Postgres Binary Protocol proxying is different from text-based SQL interception. The wire format is compact, stateful, and unforgiving. At FedRAMP High Baseline, the challenge multiplies: strict access controls, continuous monitoring, encryption in transit, and no tolerance for packet loss or corrupted state. Every byte has to be accounted for and every connection lifecycle must be deterministic under heavy load.
At the heart of a compliant proxy is correct handling of the Postgres Frontend/Backend protocol. That means decoding startup packets to enforce authentication and role-based policies. It means streaming Parse, Bind, and Execute messages with integrity checks. It means passing through binary row data without alteration but still logging enough metadata for auditing and incident response.
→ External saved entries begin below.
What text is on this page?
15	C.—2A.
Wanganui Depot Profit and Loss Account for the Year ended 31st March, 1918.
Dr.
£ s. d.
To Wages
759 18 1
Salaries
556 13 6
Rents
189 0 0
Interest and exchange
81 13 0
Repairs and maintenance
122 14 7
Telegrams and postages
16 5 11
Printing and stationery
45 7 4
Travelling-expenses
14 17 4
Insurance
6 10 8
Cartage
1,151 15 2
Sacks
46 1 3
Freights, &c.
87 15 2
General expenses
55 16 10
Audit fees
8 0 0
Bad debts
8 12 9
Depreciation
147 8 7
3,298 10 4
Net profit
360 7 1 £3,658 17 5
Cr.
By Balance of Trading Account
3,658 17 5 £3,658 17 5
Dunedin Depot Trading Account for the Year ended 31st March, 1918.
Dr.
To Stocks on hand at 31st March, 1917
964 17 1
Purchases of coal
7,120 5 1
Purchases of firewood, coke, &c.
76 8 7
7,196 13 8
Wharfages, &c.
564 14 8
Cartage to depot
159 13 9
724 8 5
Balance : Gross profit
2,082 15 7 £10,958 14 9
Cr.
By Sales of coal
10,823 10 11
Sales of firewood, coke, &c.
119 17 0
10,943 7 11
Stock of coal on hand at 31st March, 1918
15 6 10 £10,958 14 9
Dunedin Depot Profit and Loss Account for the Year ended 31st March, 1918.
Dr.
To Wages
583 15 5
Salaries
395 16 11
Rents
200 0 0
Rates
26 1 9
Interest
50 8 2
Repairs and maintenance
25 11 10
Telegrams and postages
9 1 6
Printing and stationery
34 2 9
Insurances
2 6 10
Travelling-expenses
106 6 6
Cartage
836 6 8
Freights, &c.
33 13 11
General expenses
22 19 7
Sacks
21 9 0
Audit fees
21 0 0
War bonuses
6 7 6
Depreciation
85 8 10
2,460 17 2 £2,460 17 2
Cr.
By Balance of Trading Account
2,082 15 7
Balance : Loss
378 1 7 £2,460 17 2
It means understanding protocol-level flow control and not just TCP buffering.
For FedRAMP High Baseline, the system has to integrate with FIPS 140-2 validated crypto modules. TLS termination, mutual TLS client verification, and strong cipher suites are required. Keys must be stored in approved hardware modules or equivalent secure enclaves. Multi-tenant systems have to enforce strict connection isolation to prevent data spillage across boundaries.